Ein Weg zu effektiveren Datenbanksystemen ist der Weg weg vom Universalrechner und hin zum dedizierten System. Anlagen, die in diesem Sinne auf das Management von Datenbeständen spezialisiert sind, werden heute durchweg als "Datenbankrechner" oder "Datenbankmaschinen" (database machines) bezeichnet. Sie sind zum einen Gegenstand von Forschung und Entwicklung (in Deutschland zum Beispiel ein DFG-geförderter Forschungsbereich an der TU Braunschweig), zum anderen aber durchaus auf dem Markt eingeführt.

Eine Reihe grundlegender Strukturen und Konzepte sind allen Datenbankrechnern gemeinsam. Eine standardisierte Performance-Messung für Datenbanken existiert nicht; somit ist der Vergleich zwischen Software-Datenbanken und Datenbankrechnern etwas schwierig. Bei konkreten Applikationen auf gleichem Datenmaterial konnten die dedizierten Systeme aber bislang ihre Vorzüge beweisen.

Entweder läuft auf einem Rechnertyp eine Software-Datenbank oder sie läuft nicht. Natürlich kann sie bis zu einem gewissen Grad an die Hardware angepaßt werden; dies gilt zum Beispiel im allgemeinen für Rechner der gleichen Familie.

Es gibt allerdings kein entsprechendes Softwaresystem, das sich auf Rechnern verschiedener Größenordnung "wohl fühlt": IMS auf dem PC ist genauso absurd wie dBase II: auf einem Mainframe.

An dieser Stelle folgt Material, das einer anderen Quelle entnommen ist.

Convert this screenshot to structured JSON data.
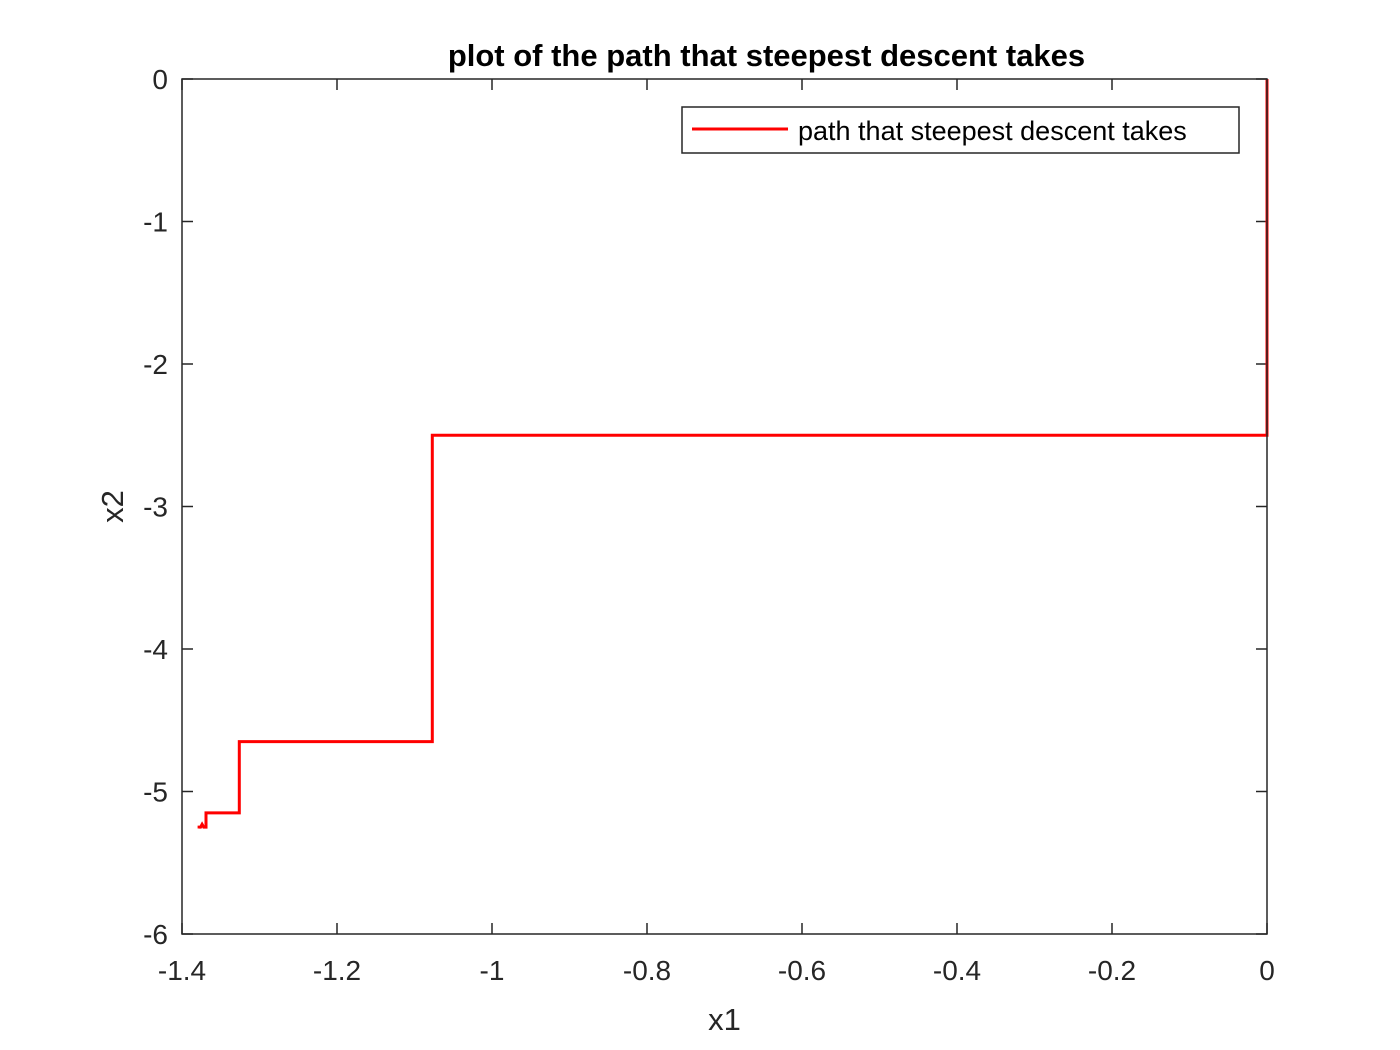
{
  "chart_data": {
    "type": "line",
    "title": "plot of the path that steepest descent takes",
    "xlabel": "x1",
    "ylabel": "x2",
    "xlim": [
      -1.4,
      0
    ],
    "ylim": [
      -6,
      0
    ],
    "xticks": [
      -1.4,
      -1.2,
      -1,
      -0.8,
      -0.6,
      -0.4,
      -0.2,
      0
    ],
    "xtick_labels": [
      "-1.4",
      "-1.2",
      "-1",
      "-0.8",
      "-0.6",
      "-0.4",
      "-0.2",
      "0"
    ],
    "yticks": [
      0,
      -1,
      -2,
      -3,
      -4,
      -5,
      -6
    ],
    "ytick_labels": [
      "0",
      "-1",
      "-2",
      "-3",
      "-4",
      "-5",
      "-6"
    ],
    "grid": false,
    "legend_position": "top-right",
    "series": [
      {
        "name": "path that steepest descent takes",
        "color": "#ff0000",
        "x": [
          0,
          0,
          -1.077,
          -1.077,
          -1.326,
          -1.326,
          -1.369,
          -1.369,
          -1.372,
          -1.374,
          -1.376,
          -1.378,
          -1.378
        ],
        "y": [
          0,
          -2.5,
          -2.5,
          -4.65,
          -4.65,
          -5.15,
          -5.15,
          -5.25,
          -5.25,
          -5.23,
          -5.25,
          -5.25,
          -5.26
        ]
      }
    ]
  }
}
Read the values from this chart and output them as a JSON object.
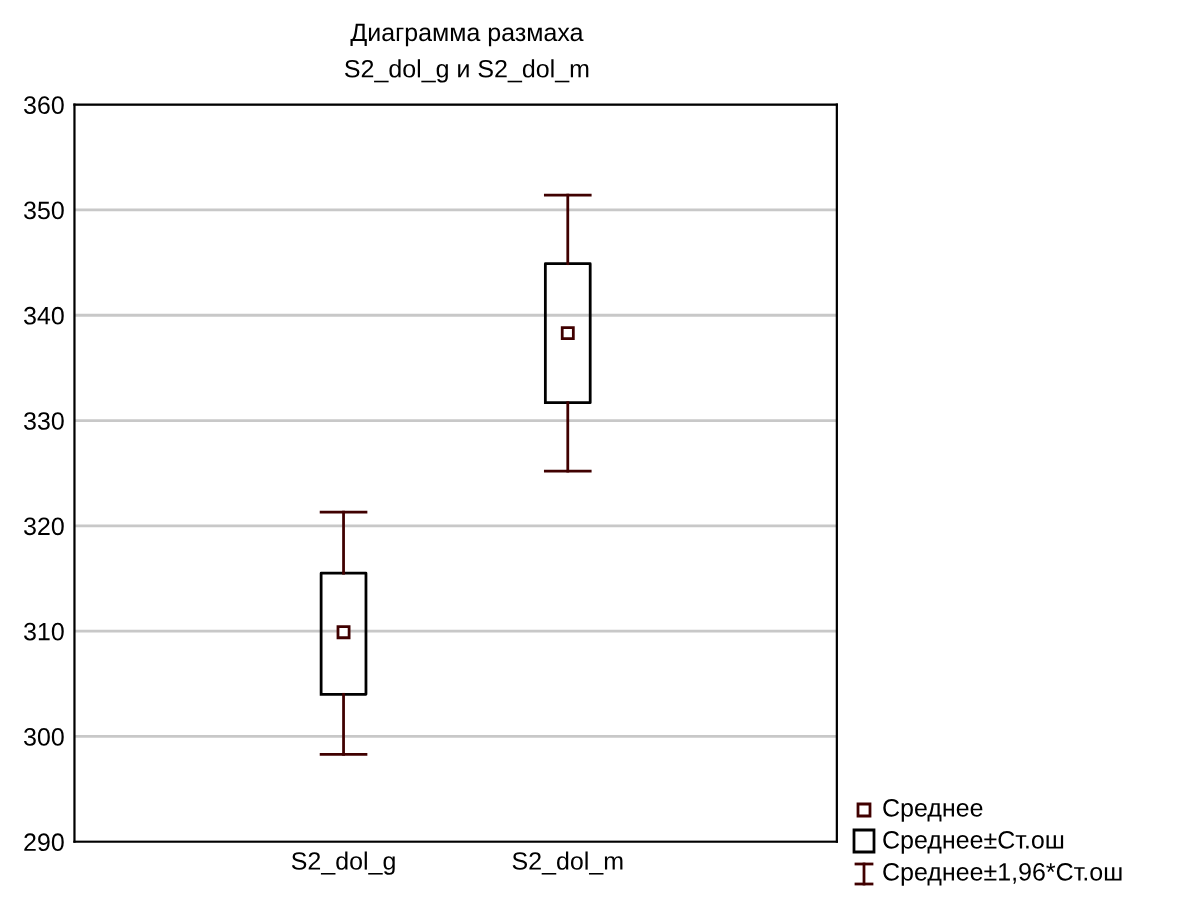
{
  "chart_data": {
    "type": "box",
    "title": "Диаграмма размаха",
    "subtitle": "S2_dol_g и S2_dol_m",
    "categories": [
      "S2_dol_g",
      "S2_dol_m"
    ],
    "boxes": [
      {
        "low": 298.3,
        "q1": 304.0,
        "median": 309.9,
        "q3": 315.5,
        "high": 321.3
      },
      {
        "low": 325.2,
        "q1": 331.7,
        "median": 338.3,
        "q3": 344.9,
        "high": 351.4
      }
    ],
    "ylim": [
      290,
      360
    ],
    "yticks": [
      290,
      300,
      310,
      320,
      330,
      340,
      350,
      360
    ],
    "grid": "y",
    "marker": "square",
    "annotations": [
      "Среднее",
      "Среднее±Ст.ош",
      "Среднее±1,96*Ст.ош"
    ]
  }
}
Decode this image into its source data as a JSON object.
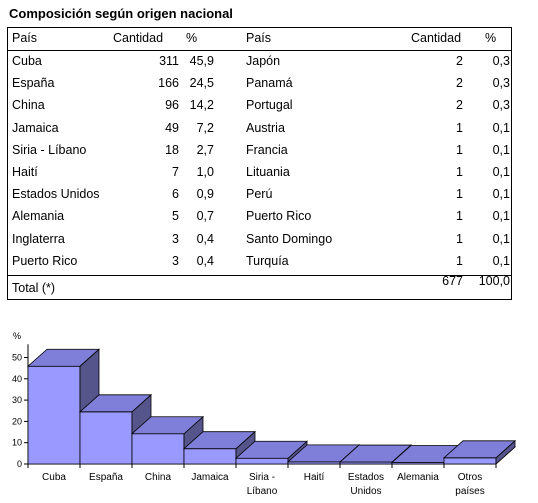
{
  "title": "Composición según origen nacional",
  "table": {
    "headers": {
      "country": "País",
      "count": "Cantidad",
      "pct": "%"
    },
    "left": [
      {
        "country": "Cuba",
        "count": "311",
        "pct": "45,9"
      },
      {
        "country": "España",
        "count": "166",
        "pct": "24,5"
      },
      {
        "country": "China",
        "count": "96",
        "pct": "14,2"
      },
      {
        "country": "Jamaica",
        "count": "49",
        "pct": "7,2"
      },
      {
        "country": "Siria - Líbano",
        "count": "18",
        "pct": "2,7"
      },
      {
        "country": "Haití",
        "count": "7",
        "pct": "1,0"
      },
      {
        "country": "Estados Unidos",
        "count": "6",
        "pct": "0,9"
      },
      {
        "country": "Alemania",
        "count": "5",
        "pct": "0,7"
      },
      {
        "country": "Inglaterra",
        "count": "3",
        "pct": "0,4"
      },
      {
        "country": "Puerto Rico",
        "count": "3",
        "pct": "0,4"
      }
    ],
    "right": [
      {
        "country": "Japón",
        "count": "2",
        "pct": "0,3"
      },
      {
        "country": "Panamá",
        "count": "2",
        "pct": "0,3"
      },
      {
        "country": "Portugal",
        "count": "2",
        "pct": "0,3"
      },
      {
        "country": "Austria",
        "count": "1",
        "pct": "0,1"
      },
      {
        "country": "Francia",
        "count": "1",
        "pct": "0,1"
      },
      {
        "country": "Lituania",
        "count": "1",
        "pct": "0,1"
      },
      {
        "country": "Perú",
        "count": "1",
        "pct": "0,1"
      },
      {
        "country": "Puerto Rico",
        "count": "1",
        "pct": "0,1"
      },
      {
        "country": "Santo Domingo",
        "count": "1",
        "pct": "0,1"
      },
      {
        "country": "Turquía",
        "count": "1",
        "pct": "0,1"
      }
    ],
    "total": {
      "label": "Total (*)",
      "count": "677",
      "pct": "100,0"
    }
  },
  "chart_data": {
    "type": "bar",
    "ylabel": "%",
    "ylim": [
      0,
      60
    ],
    "yticks": [
      0,
      10,
      20,
      30,
      40,
      50
    ],
    "categories": [
      [
        "Cuba"
      ],
      [
        "España"
      ],
      [
        "China"
      ],
      [
        "Jamaica"
      ],
      [
        "Siria -",
        "Líbano"
      ],
      [
        "Haití"
      ],
      [
        "Estados",
        "Unidos"
      ],
      [
        "Alemania"
      ],
      [
        "Otros",
        "países"
      ]
    ],
    "values": [
      45.9,
      24.5,
      14.2,
      7.2,
      2.7,
      1.0,
      0.9,
      0.7,
      2.9
    ],
    "colors": {
      "front": "#9999ff",
      "top": "#7f7fd9",
      "side": "#55558c",
      "floor": "#c0c0c0"
    }
  }
}
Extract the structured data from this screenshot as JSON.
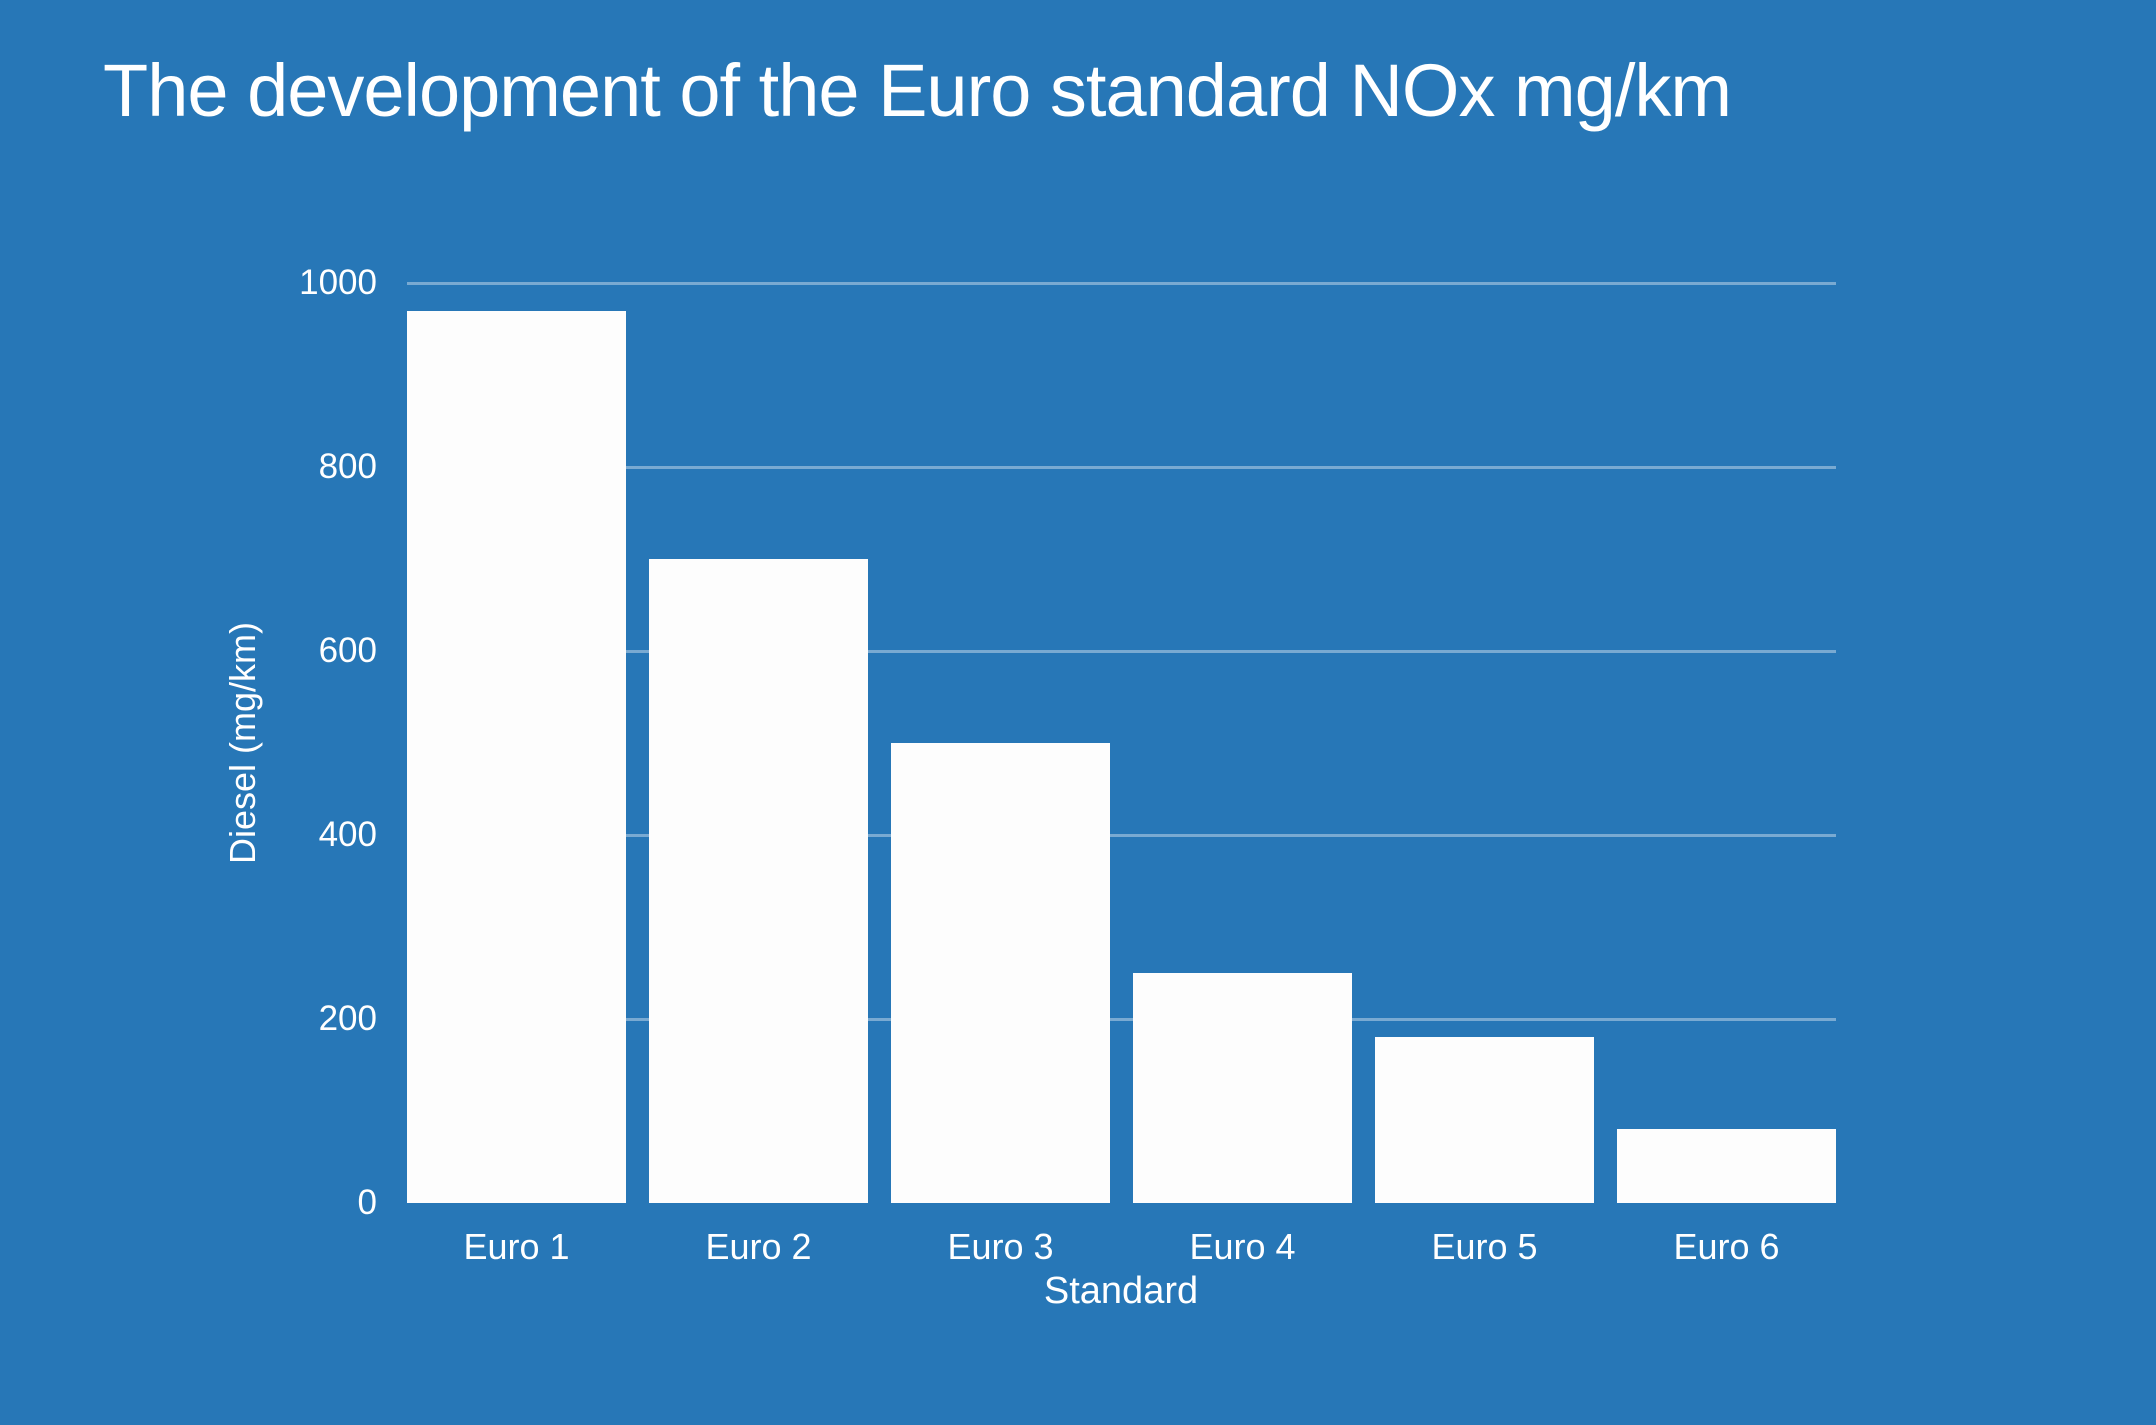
{
  "chart_data": {
    "type": "bar",
    "title": "The development of the Euro standard NOx mg/km",
    "xlabel": "Standard",
    "ylabel": "Diesel (mg/km)",
    "categories": [
      "Euro 1",
      "Euro 2",
      "Euro 3",
      "Euro 4",
      "Euro 5",
      "Euro 6"
    ],
    "values": [
      970,
      700,
      500,
      250,
      180,
      80
    ],
    "ylim": [
      0,
      1000
    ],
    "yticks": [
      0,
      200,
      400,
      600,
      800,
      1000
    ],
    "grid": true,
    "legend": "none",
    "colors": {
      "background": "#2777b7",
      "bar": "#fdfdfd",
      "text": "#ffffff",
      "gridline": "rgba(255,255,255,0.38)"
    }
  }
}
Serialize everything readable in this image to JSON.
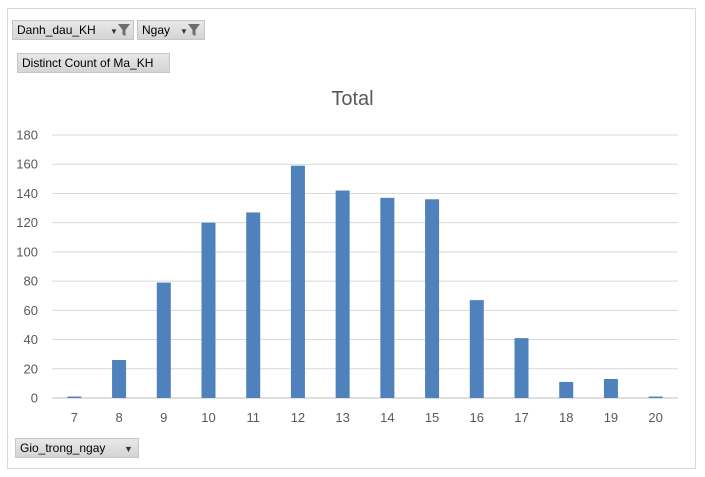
{
  "filters": {
    "danh_dau_kh": "Danh_dau_KH",
    "ngay": "Ngay"
  },
  "measure_label": "Distinct Count of Ma_KH",
  "axis_field_label": "Gio_trong_ngay",
  "icons": {
    "dropdown": "chevron-down-icon",
    "filter": "filter-funnel-icon"
  },
  "chart_data": {
    "type": "bar",
    "title": "Total",
    "categories": [
      "7",
      "8",
      "9",
      "10",
      "11",
      "12",
      "13",
      "14",
      "15",
      "16",
      "17",
      "18",
      "19",
      "20"
    ],
    "values": [
      1,
      26,
      79,
      120,
      127,
      159,
      142,
      137,
      136,
      67,
      41,
      11,
      13,
      1
    ],
    "ylim": [
      0,
      180
    ],
    "yticks": [
      0,
      20,
      40,
      60,
      80,
      100,
      120,
      140,
      160,
      180
    ],
    "grid": true,
    "bar_color": "#4f81bd",
    "legend": "none"
  }
}
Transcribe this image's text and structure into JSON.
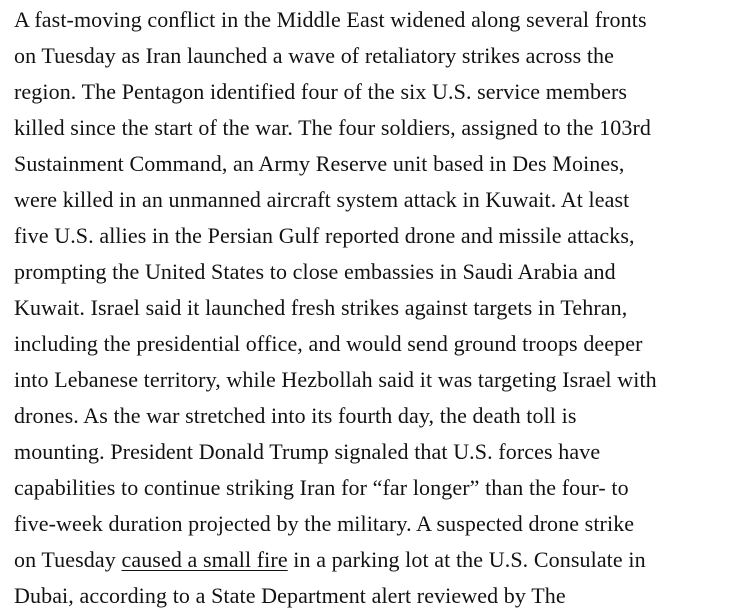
{
  "page": {
    "background_color": "#ffffff",
    "text_color": "#121212"
  },
  "article": {
    "lines": [
      "A fast-moving conflict in the Middle East widened along several fronts",
      "on Tuesday as Iran launched a wave of retaliatory strikes across the",
      "region. The Pentagon identified four of the six U.S. service members",
      "killed since the start of the war. The four soldiers, assigned to the 103rd",
      "Sustainment Command, an Army Reserve unit based in Des Moines,",
      "were killed in an unmanned aircraft system attack in Kuwait. At least",
      "five U.S. allies in the Persian Gulf reported drone and missile attacks,",
      "prompting the United States to close embassies in Saudi Arabia and",
      "Kuwait. Israel said it launched fresh strikes against targets in Tehran,",
      "including the presidential office, and would send ground troops deeper",
      "into Lebanese territory, while Hezbollah said it was targeting Israel with",
      "drones. As the war stretched into its fourth day, the death toll is",
      "mounting. President Donald Trump signaled that U.S. forces have",
      "capabilities to continue striking Iran for “far longer” than the four- to",
      "five-week duration projected by the military. A suspected drone strike"
    ],
    "link_line": {
      "before": "on Tuesday ",
      "link_text": "caused a small fire",
      "after": " in a parking lot at the U.S. Consulate in"
    },
    "last_line": "Dubai, according to a State Department alert reviewed by The"
  }
}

Im Gegensatz dazu verträgt sich ein Datenbankrechner mit mehreren Host-Computern: Er ließe sich beispielsweise mit IBM Personal Computern und mit Rechnern der VAX-Familie koppeln. Mehr noch: Wie groß der Datenbankrechner selbst dimensioniert wird und wie groß die zu verwaltende Datenmenge ist, hängt nicht von der Größe des Host Computers ab. Er kann normalerweise - unabhängig vom angeschlossenen Host - Datenmengen bis in den zweistelligen Gigabyte-Bereich (1 Gigabyte = 1000 Megabyte) verwalten.

Der Einsatz von Mikros würde sich beispielsweise anbieten, Auskunftssystem aufgebaut soll, mit dem zwar große Datenmengen verwaltet und nach beliebigen Kriterien durchsucht und abgefragt werden, aber keine schwierigen Algorithmen abzuwickeln sind. So gibt es Anwendungen, bei denen Datenbanken mit Millionen von Sätzen zu verwalten sind, wobei als Hosts mehrere Mikrocomputer eingesetzt wurden.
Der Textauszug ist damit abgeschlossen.